Artificial Intelligence And Complex Dynamical Systems


Download Artificial Intelligence And Complex Dynamical Systems PDF/ePub or read online books in Mobi eBooks. Click Download or Read Online button to get Artificial Intelligence And Complex Dynamical Systems book now. This website allows unlimited access to, at the time of writing, more than 1.5 million titles, including hundreds of thousands of titles in various foreign languages.

Download

Artificial Intelligence and Complex Dynamical Systems


Artificial Intelligence and Complex Dynamical Systems

Author: Giorgos Tsironis

language: en

Publisher: Springer Nature

Release Date: 2025-03-13


DOWNLOAD





This book serves as a comprehensive introduction to nonlinear complex systems through the application of machine learning methods. Artificial intelligence (AI) has affected the foundations of scientific discovery, and can therefore lend itself to developing a better understanding of the unpredictable nature of complex dynamical systems and to predict their future evolution. Utilizing Python code, this book teaches and applies machine learning to topics such as chaotic dynamics and time-series analysis, solitons, breathers, chimeras, nonlinear localization, biomolecular dynamics, and wave propagation in the heart. The consistent integration of methods and models allow for readers to develop a necessary intuition on how to handle complexity through AI. This textbook contains a wealth of expository material, code, and example problems to support and organize academic coursework, allowing the technical nature of these areas of study to become highly accessible. Requiring only a basic background in mathematics and coding in Python, this book is an essential text for a wide array of advanced undergraduate or graduate students in the applied sciences interested in complex systems through the lens of machine learning.

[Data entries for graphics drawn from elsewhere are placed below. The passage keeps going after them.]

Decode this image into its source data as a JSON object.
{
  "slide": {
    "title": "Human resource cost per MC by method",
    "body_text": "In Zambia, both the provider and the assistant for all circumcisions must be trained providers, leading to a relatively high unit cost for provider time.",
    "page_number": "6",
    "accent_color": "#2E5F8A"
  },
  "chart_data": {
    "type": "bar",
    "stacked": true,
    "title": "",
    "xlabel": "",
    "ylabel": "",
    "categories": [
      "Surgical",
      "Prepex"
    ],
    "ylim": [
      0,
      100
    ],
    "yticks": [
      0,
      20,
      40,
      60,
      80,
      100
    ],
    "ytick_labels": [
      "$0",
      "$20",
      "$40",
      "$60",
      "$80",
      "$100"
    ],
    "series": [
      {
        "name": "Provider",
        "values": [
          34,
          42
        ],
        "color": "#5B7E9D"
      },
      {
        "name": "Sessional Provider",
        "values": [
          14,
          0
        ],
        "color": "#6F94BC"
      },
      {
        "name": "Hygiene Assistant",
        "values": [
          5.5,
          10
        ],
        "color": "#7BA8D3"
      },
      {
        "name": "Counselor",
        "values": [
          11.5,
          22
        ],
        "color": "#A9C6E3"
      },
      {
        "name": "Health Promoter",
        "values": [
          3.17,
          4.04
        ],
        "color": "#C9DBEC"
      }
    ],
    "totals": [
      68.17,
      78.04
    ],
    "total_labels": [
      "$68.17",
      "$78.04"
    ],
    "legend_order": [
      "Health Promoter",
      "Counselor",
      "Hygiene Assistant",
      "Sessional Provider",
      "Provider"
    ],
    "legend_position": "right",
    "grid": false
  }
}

Stochastic Methods for Modeling and Predicting Complex Dynamical Systems


Stochastic Methods for Modeling and Predicting Complex Dynamical Systems

Author: Nan Chen

language: en

Publisher: Springer Nature

Release Date: 2025-04-12


DOWNLOAD





This Second Edition is an essential guide to understanding, modeling, and predicting complex dynamical systems using new methods with stochastic tools. Expanding upon the original book, the author covers a unique combination of qualitative and quantitative modeling skills, novel efficient computational methods, rigorous mathematical theory, as well as physical intuitions and thinking. The author presents mathematical tools for understanding, modeling, and predicting complex dynamical systems using various suitable stochastic tools. The book provides practical examples and motivations when introducing these tools, merging mathematics, statistics, information theory, computational science, and data science. The author emphasizes the balance between computational efficiency and modeling accuracy while equipping readers with the skills to choose and apply stochastic tools to a wide range of disciplines. This second edition includes updated discussion of combining stochastic models with machine learning and addresses several additional topics, including importance sampling, regression, and maximum likelihood estimate. The author also introduces a new chapter on optimal control.

Dynamic Mode Decomposition


Dynamic Mode Decomposition

Author: J. Nathan Kutz

language: en

Publisher: SIAM

Release Date: 2016-11-23


DOWNLOAD





Data-driven dynamical systems is a burgeoning field?it connects how measurements of nonlinear dynamical systems and/or complex systems can be used with well-established methods in dynamical systems theory. This is a critically important new direction because the governing equations of many problems under consideration by practitioners in various scientific fields are not typically known. Thus, using data alone to help derive, in an optimal sense, the best dynamical system representation of a given application allows for important new insights. The recently developed dynamic mode decomposition (DMD) is an innovative tool for integrating data with dynamical systems theory. The DMD has deep connections with traditional dynamical systems theory and many recent innovations in compressed sensing and machine learning. Dynamic Mode Decomposition: Data-Driven Modeling of Complex Systems, the first book to address the DMD algorithm, presents a pedagogical and comprehensive approach to all aspects of DMD currently developed or under development; blends theoretical development, example codes, and applications to showcase the theory and its many innovations and uses; highlights the numerous innovations around the DMD algorithm and demonstrates its efficacy using example problems from engineering and the physical and biological sciences; and provides extensive MATLAB code, data for intuitive examples of key methods, and graphical presentations.